New here, please go easy on me:)

I have a few outlets that we’ve never used because furniture was in the way. Just started moving stuff around and I’ve come to realize that 2 outlets just don’t work, with known working items.

Tested with volt meter and I get:

0 across A&B

120 across A&C

120 across B&C

I get completely opposite readings at a known working outlet. Is this a case of just replacing the outlets or tracing a bad wire in the wall? There are 3 outlets on this breaker and only 1 of them is working.

enter image description here

Best Answer

Welcome to the Magic 8-ball: receptacle tester

Harper calls these the Magic 8-Ball because they sometimes produce meaningless, seemingly random, results. But for straightforward wire swaps they are exactly the tool to use.
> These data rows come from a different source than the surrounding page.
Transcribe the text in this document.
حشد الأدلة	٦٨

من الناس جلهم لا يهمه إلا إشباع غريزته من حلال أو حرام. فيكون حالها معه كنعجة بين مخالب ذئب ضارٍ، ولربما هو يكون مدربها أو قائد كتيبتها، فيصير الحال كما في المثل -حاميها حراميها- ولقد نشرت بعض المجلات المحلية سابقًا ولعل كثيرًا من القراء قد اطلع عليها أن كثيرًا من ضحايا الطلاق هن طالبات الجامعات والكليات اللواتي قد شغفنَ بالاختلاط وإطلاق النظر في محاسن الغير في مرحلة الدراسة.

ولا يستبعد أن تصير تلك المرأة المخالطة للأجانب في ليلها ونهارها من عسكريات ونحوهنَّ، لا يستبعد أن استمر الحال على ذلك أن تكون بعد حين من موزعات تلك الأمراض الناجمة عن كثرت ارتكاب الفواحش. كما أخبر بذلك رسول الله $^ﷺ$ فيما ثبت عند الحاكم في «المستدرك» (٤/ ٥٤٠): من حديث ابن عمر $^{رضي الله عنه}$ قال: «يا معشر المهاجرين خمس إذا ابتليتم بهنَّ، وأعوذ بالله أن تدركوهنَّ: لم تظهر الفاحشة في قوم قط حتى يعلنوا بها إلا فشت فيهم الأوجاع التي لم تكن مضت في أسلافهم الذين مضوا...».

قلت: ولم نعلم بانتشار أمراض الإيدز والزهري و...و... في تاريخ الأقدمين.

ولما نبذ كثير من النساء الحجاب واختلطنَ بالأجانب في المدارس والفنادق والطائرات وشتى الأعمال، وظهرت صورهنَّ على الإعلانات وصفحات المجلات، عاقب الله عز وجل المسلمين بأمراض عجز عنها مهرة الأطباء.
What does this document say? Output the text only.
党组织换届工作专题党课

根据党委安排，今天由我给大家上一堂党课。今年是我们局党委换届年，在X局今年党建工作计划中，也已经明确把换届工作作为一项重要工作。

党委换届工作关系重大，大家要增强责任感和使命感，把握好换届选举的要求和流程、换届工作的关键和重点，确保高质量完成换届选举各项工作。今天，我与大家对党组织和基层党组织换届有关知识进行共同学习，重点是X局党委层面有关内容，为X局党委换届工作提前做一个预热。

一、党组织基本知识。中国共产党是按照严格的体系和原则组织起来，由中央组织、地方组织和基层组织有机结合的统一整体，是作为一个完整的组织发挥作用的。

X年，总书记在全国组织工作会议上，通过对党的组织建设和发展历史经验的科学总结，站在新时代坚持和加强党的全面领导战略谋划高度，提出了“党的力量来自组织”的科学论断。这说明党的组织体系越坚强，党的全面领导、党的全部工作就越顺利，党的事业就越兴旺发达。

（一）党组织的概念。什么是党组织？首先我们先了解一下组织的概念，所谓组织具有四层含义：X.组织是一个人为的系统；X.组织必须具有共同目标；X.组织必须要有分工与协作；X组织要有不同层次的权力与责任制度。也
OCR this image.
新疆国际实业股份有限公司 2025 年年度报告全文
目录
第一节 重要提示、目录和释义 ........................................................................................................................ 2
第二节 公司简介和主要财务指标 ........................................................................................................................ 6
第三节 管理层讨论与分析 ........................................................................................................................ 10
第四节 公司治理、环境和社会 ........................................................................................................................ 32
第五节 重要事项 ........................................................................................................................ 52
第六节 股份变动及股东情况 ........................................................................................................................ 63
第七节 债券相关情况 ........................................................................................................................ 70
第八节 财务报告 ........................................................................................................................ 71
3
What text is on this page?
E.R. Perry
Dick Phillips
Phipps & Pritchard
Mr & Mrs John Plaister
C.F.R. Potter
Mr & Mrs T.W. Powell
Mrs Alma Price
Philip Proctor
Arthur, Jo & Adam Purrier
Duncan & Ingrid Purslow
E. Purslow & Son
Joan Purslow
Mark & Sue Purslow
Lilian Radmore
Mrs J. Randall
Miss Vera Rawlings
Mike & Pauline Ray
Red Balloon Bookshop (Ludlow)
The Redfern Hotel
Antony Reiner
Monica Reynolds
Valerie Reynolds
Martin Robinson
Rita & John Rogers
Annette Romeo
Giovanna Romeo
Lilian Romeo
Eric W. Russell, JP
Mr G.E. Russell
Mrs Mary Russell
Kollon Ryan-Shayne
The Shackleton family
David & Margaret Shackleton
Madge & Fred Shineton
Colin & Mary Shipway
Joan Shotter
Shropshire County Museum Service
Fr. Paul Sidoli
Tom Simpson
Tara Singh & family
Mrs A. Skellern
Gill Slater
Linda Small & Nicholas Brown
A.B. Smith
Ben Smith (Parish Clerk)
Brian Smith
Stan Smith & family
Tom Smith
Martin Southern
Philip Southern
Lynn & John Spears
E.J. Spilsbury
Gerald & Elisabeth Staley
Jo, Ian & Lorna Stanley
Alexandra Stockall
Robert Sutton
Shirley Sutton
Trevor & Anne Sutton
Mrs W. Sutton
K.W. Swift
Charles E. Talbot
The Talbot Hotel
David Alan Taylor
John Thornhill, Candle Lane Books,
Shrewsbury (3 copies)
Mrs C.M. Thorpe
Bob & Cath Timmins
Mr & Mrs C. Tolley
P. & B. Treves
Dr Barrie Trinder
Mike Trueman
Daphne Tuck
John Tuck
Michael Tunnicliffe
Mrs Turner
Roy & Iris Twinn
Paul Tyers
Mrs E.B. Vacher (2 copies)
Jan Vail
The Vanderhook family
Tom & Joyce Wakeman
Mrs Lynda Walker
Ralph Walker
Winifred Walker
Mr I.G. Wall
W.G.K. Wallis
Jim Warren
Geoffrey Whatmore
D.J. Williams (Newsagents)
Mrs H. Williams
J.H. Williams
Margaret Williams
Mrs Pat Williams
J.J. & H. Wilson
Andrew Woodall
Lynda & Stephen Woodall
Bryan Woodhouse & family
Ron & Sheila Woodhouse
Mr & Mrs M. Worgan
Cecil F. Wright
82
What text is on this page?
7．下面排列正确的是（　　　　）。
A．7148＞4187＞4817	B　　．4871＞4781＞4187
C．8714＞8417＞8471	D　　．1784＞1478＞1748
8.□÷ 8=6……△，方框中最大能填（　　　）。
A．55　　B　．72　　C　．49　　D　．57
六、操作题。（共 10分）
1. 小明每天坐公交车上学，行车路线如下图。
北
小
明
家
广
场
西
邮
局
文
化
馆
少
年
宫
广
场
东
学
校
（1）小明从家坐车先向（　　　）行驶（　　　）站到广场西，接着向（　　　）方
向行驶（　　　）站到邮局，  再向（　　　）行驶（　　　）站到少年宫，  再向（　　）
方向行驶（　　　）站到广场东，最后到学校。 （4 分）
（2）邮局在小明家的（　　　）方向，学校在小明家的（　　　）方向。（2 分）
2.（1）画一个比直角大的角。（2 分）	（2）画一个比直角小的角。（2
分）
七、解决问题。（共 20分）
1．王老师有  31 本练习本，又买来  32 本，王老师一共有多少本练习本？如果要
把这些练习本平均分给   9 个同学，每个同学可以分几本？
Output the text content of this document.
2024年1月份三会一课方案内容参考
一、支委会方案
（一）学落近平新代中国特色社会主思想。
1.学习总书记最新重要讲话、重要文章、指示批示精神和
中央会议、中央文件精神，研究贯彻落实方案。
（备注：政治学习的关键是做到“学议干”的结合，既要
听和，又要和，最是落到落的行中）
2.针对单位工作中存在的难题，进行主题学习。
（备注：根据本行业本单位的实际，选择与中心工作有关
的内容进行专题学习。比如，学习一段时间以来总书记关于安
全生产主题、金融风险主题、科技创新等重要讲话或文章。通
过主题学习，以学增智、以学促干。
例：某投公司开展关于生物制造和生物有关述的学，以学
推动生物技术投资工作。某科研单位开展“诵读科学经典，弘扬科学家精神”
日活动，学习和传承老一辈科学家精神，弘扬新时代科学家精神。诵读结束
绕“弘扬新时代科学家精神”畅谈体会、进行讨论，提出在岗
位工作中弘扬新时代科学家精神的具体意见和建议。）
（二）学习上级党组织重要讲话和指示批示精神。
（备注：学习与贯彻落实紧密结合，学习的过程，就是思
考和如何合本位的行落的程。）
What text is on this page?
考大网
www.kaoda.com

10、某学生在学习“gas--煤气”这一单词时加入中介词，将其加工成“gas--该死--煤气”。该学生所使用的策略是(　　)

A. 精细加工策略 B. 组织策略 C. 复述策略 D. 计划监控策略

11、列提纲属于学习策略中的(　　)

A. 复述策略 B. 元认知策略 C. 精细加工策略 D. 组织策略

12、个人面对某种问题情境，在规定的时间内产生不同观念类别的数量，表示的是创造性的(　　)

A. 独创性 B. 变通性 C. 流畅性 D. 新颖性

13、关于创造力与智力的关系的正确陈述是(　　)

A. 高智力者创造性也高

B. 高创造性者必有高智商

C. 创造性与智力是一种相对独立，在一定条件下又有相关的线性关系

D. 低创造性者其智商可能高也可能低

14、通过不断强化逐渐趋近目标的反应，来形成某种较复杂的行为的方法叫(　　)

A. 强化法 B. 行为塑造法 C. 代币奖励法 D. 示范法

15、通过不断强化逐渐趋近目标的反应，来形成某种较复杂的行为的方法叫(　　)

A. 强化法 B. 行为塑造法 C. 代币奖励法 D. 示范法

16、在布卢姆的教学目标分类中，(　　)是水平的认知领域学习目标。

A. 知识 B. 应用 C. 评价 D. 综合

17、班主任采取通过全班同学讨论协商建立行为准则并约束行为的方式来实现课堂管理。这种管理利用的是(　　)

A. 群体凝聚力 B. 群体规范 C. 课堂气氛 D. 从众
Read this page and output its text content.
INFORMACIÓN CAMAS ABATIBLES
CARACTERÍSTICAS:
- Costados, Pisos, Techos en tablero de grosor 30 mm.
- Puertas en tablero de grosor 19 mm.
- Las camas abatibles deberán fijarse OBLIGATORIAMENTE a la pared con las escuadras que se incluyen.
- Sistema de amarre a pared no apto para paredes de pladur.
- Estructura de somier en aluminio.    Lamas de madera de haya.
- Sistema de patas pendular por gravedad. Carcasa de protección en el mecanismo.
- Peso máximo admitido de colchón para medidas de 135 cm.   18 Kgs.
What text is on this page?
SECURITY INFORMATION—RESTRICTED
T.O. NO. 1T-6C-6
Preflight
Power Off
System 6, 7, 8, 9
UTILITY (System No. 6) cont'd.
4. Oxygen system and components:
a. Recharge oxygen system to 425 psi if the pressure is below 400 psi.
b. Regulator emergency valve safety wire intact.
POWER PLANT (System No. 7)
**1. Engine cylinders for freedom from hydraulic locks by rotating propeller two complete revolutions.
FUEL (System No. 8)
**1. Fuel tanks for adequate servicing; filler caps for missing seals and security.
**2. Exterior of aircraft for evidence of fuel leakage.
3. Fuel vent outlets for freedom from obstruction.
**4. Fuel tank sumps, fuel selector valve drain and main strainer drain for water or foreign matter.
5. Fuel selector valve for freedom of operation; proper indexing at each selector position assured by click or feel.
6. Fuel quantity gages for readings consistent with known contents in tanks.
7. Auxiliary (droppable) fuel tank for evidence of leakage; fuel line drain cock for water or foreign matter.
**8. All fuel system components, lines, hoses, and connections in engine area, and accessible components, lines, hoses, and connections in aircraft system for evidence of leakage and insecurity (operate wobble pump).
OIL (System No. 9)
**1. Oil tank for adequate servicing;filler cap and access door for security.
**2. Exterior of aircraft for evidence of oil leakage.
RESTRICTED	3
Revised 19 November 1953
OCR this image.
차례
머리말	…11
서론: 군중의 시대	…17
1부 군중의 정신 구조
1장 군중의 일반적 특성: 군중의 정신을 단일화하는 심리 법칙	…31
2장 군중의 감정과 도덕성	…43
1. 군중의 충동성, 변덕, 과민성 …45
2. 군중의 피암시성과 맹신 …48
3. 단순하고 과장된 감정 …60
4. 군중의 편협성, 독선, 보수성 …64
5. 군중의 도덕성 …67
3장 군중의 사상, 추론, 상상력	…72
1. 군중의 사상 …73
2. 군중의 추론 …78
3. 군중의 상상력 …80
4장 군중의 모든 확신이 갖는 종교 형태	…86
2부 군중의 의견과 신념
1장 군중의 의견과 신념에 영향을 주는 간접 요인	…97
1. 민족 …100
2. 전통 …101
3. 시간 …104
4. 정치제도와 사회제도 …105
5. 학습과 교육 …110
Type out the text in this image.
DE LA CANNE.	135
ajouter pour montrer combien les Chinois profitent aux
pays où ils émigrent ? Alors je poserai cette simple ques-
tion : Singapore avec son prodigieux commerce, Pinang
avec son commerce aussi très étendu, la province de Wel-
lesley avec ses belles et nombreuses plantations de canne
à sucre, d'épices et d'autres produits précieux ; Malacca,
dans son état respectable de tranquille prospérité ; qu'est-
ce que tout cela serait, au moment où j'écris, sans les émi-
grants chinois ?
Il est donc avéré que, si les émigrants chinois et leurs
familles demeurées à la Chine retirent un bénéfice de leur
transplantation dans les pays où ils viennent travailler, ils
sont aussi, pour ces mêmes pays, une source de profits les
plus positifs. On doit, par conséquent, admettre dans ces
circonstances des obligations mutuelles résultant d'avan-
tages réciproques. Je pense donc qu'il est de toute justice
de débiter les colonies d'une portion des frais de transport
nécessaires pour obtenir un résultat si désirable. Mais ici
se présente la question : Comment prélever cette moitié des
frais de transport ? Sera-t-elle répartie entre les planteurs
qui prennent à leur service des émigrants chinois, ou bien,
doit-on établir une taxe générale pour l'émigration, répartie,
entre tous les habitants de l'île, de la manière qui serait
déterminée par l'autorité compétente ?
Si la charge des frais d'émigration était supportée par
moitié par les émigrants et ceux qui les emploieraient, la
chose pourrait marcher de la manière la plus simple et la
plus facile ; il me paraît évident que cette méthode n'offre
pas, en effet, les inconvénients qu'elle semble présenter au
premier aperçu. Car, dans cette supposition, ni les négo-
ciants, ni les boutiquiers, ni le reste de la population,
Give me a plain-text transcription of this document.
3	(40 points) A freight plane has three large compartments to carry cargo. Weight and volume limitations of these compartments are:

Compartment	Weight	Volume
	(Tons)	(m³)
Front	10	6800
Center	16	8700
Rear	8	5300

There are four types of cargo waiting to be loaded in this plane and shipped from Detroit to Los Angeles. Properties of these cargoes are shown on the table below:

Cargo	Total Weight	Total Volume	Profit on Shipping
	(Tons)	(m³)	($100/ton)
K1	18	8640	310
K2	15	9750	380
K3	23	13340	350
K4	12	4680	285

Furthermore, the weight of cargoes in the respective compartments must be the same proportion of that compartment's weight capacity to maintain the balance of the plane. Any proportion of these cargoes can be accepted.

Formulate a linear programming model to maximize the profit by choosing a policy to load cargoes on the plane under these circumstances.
These testers make what you found out the hard way a bit easier - i.e., you can plug them into each 120V receptacle to very quickly find out what is going on. What you have would be described by one of these testers as Hot/Ground reverse.

The normal setup is:

  • A (wide slot) = Neutral
  • B (narrow slot) = Hot
  • C (hole) = Ground

You normally have:

  • A-B = Neutral to Hot = 120V
  • A-C = Neutral to Ground = 0V
  • B-C = Hot to Ground = 120V

There are a lot of different things that can go wrong. The most common things are simply wires connected in the wrong places. If Hot and Ground are reversed then you will get:

  • A-B = 0V (Neutral to Ground)
  • A-C = 120V (Neutral to Hot)
  • B-C = 120V (Ground to Hot).

With this specific combination, 2-prong devices will not work but at least will be safe (no voltage, so no current) and 3-prong devices will not work and will not be safe.

To fix:

  • Turn off breaker
  • Check color of wires going to breaker, neutral, ground (they will all be "together" either in one cable (Black = hot/White = neutral/bare = ground) or in conduit (color = hot, white/grey = neutral, bare or green = ground or no ground if metal conduit). If the colors don't seem right here (white to the breaker or any color other than white to the neutral or anything other than green or bare to the ground bar) then stop and upload pictures before continuing.
  • If the breaker seems OK, next step is to open up each receptacle on this circuit and check the wiring. In each case, black or other color (not white or green) should be to the brass screws, white to the silver screws and green or bare to the ground screw.

You will likely find at least one receptacle wired incorrectly. Fix it and then test with a multimeter, though in this case using a Magic 8-Ball tester will speed up the process as this is right on target for that type of tester.